Since January 1, 2010, Brattebo has worked at Hiram College, in Hiram, Ohio, where he is the Director of the Center for Engaged Ethics. The Center guides an across-the-college effort that encourages the academic, athletics, and student life divisions to bring the insights of a liberal education to bear on ethical concerns. Brattebo teaches courses at Hiram on Ethics in U.S. Foreign Policy, The American Presidency and the Executive Branch, The Virtues and Leadership of Abraham Lincoln, and Engaged Citizenship. In addition to coordinating all aspects of the center's programming and operation, he works to establish formal relationships with other higher education ethics centers. He currently is working on his next book, Presidential Ethics.

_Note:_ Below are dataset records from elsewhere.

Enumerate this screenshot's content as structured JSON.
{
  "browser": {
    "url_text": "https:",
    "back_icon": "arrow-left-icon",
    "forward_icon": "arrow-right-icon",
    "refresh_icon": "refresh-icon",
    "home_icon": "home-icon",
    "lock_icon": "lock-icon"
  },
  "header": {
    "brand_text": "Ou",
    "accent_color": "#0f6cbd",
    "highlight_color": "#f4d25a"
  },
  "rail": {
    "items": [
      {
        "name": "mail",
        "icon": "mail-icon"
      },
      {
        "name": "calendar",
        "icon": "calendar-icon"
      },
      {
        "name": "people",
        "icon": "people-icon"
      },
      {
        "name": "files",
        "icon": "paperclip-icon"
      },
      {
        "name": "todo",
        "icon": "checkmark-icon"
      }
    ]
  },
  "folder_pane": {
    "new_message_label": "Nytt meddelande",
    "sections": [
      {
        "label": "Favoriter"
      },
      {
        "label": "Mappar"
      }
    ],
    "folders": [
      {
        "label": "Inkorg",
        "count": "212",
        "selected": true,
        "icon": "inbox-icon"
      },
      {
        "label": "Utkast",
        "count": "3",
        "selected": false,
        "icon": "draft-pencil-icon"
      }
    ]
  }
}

Brattebo is a 1990 Phi Beta Kappa graduate of the University of Iowa with majors in Political Science and History and a minor in Journalism. He earned an M.A. in American Politics from the University of Maryland at College Park in 1992, and went on to earn a Ph.D., with a special emphasis on the American presidency, from the same institution in 1998. In addition, Brattebo earned his J.D. from Georgetown University Law Center in 1999 and is a member of the Maryland Bar.
From 1999 to 2005, Brattebo was an Assistant Professor of Political Science at the U.S. Naval Academy in Annapolis, Maryland, where he taught Honors Introduction to American Government, The American Presidency and the Executive Branch, and a Seminar on the Democratic Peace. In May of 2002 he was the winner of the Naval Academy's prestigious Apgar Award for Teaching Excellence, for demonstrating "effectiveness in teaching the qualities of leadership, with special emphasis on character, responsibility, and integrity, through the academic environment, curriculum, and mentoring roles outside the classroom." Brattebo served as American Government Course Coordinator at the Naval Academy and continues to be a mentor of undergraduates and graduate students. His most recent book, co-edited with Tom Lansford and Robert Maranto, is The Second Term of George W. Bush: Prospects and Perils.

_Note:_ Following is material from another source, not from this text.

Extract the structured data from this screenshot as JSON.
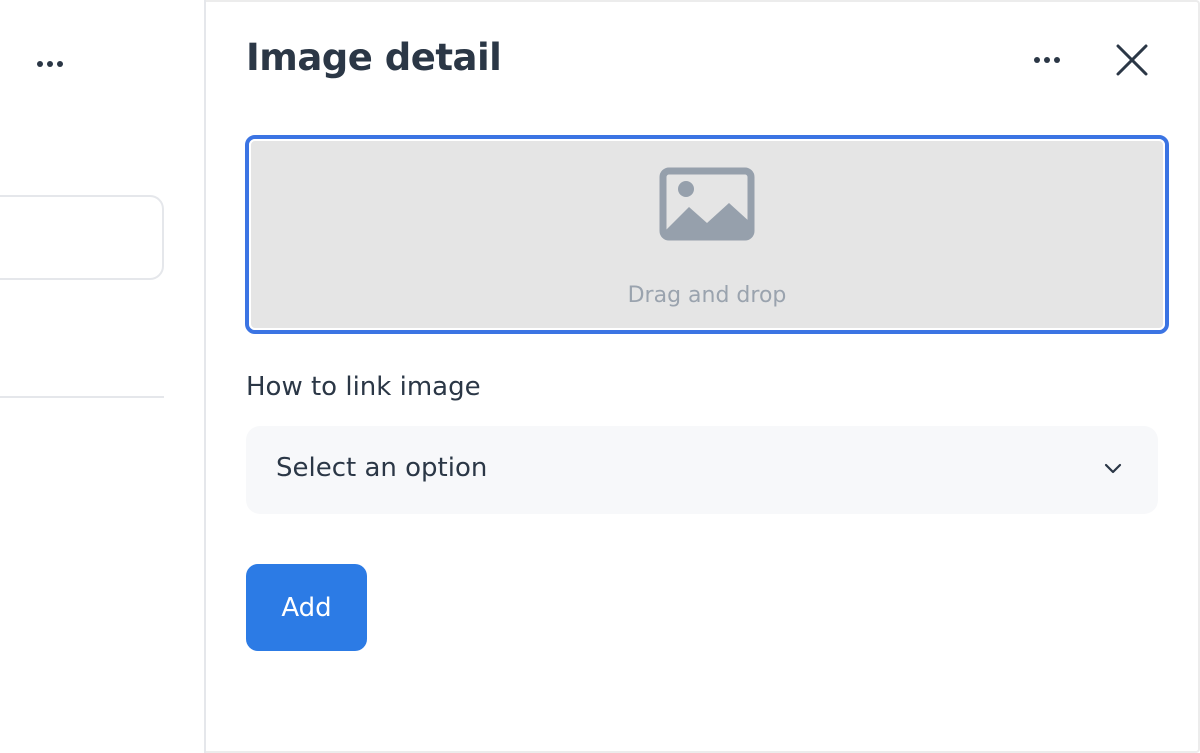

In September of 2005, Brattebo became the Director of the Education Policy Fellowship Program (EPFP) at the Institute for Educational Leadership (IEL) in Washington, DC, and set about transforming the program through modernization and growth. Brattebo managed all aspects of EPFP: program development, innovation, and expansion; relationship building with program stakeholders; and program implementation and assessment. He oversaw the Lumina Foundation for Education's two-year study of EPFP, worked to extend EPFP into additional states, and brought a global subject matter focus to EPFP's two annual national conferences. As EPFP Director, Brattebo traveled to India and China to meet with educators in those countries and examine the links between education, globalization, and economic development.

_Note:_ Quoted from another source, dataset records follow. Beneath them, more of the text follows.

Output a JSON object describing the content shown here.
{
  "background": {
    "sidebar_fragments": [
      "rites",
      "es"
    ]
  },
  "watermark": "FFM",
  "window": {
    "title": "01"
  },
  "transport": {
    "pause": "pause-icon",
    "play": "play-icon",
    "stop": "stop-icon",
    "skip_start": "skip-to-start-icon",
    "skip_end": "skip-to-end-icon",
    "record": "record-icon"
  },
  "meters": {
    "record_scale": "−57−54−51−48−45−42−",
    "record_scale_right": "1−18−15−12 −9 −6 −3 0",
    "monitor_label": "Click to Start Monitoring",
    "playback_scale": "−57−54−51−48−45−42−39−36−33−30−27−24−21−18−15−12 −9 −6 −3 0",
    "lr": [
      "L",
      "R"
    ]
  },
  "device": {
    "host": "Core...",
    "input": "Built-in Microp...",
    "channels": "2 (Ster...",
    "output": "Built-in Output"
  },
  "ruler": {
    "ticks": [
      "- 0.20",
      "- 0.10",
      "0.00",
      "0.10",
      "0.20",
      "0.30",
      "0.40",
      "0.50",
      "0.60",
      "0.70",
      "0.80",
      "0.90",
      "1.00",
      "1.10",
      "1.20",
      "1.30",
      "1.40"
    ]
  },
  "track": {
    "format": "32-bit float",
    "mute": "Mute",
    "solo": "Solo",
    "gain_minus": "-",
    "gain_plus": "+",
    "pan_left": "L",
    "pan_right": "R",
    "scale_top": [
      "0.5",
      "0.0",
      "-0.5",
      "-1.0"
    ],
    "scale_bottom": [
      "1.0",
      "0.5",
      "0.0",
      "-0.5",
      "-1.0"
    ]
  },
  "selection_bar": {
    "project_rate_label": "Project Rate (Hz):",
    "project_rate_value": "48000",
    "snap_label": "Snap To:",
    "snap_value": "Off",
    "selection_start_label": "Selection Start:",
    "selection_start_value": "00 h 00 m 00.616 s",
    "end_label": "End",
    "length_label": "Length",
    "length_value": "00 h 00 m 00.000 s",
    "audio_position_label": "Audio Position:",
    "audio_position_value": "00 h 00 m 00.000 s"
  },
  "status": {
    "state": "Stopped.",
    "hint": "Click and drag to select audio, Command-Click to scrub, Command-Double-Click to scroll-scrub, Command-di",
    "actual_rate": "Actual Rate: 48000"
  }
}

In 2008 and 2009, Brattebo served as President of the Corporate College in Cleveland, Ohio. In this capacity, he provided county-wide strategic leadership to Corporate College, guiding the development, implementation, and evaluation of programs designed to help businesses build the skills of their employees in order to operate more profitably. Brattebo led Corporate College's outreach efforts to businesses, other types of public and private organizations, and individuals in order to promote program growth, the delivery of quality services, and increased revenues.